There are, however, some feelings of sadness that juxtapose the hopeful feelings. For example, the idea that there will never be a “little April” running around the house still makes me tear up for a quick moment, but then I remember the other part of the egg donor option. There will be a “little April” running around the house because she will have my feisty personality and my sassy spirit. My son or daughter may not have my facial features, but she or he will certainly have my facial expressions. My child will find a love for all things Italian and Portuguese because I will teach her the value of her ancestry. I will teach my baby how to be strong and happy because his mother will be an example of strength and joy. And, of course, my baby will have my tenacity because I will teach my child that persistence really does pay off and will remind my baby that he or she is proof of that! The characteristics that will make my baby mine do not come from blood or genes, but from love and nurturing.

My sincere hope is you remember that motherhood is about much, much more than DNA.

With anticipation,
April all Year

april.allyear@yahoo.com

2 responses to “April’s Journey to Fertility: The Egg Donor Option”

  1. Janet says:

    April,

    I can completely relate!
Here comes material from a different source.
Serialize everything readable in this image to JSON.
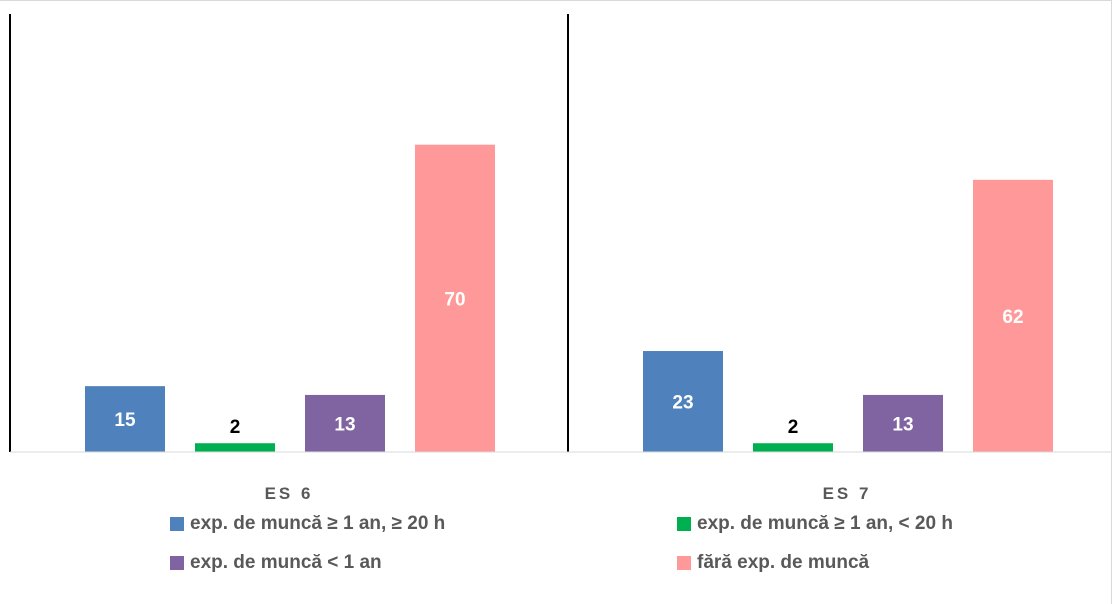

I went through 3 years with nothing working no mater what we tried when my doctor’s nurse mentioned using a donor. First I thought OH MY GOD THERE IS HOPE! Then I went to a dark place since in Canada we do not have donors unless you personally know the donor and that is a very hard thing to both face when you think you have hope and then start the process of wondering how you would even begin to ask someone to go through that procedure.

    When I thought there really was no hope (again) left my clinic mentioned Dr. Kiltz and there was hope again (what a roller coster ride). The first donor round worked (I was carrying twins) but the pregnancy didn’t work out. I then went through another 5 rounds between frozen and another donor. I knew it could work and was determined. Then it happened and on November 28th, 2007 I went through another “fresh” round and it happened, one of the eggs implanted. OK now let me tell you I didn’t want to move for 9 months and really I did very little for the first 4 months and was so careful until the 9th month. I look back now and realize that I had a wonderful pregnancy and my son was born on August 18th, 2008. He is the love of our lives and was worth every tear, tantrum, mad, sad and confused feeling that came along with the process. All the med’s, all the shots, all the mood swings (just roll with them).

    Please look forward and believe, be so grateful that you live where Dr. Kiltz is working and you will get there. The biological issue becomes a non-issue trust me and I know both sides since I was adopted.

    My love and prayers are with you….Janet

  2. April says:

    Oh Janet!
    Thanks so much for sharing such a personal and exceptional story of perseverence. You are correct – the biological issues can become non-issues if we are willing to do whatever it takes to become a parent. I love that, in addition to the biology of infertility and your understanding of that, you were adopted and know what a gift that is as well. Again – what a triumphant story! Thanks so much for sharing your journey and positive outlook with us!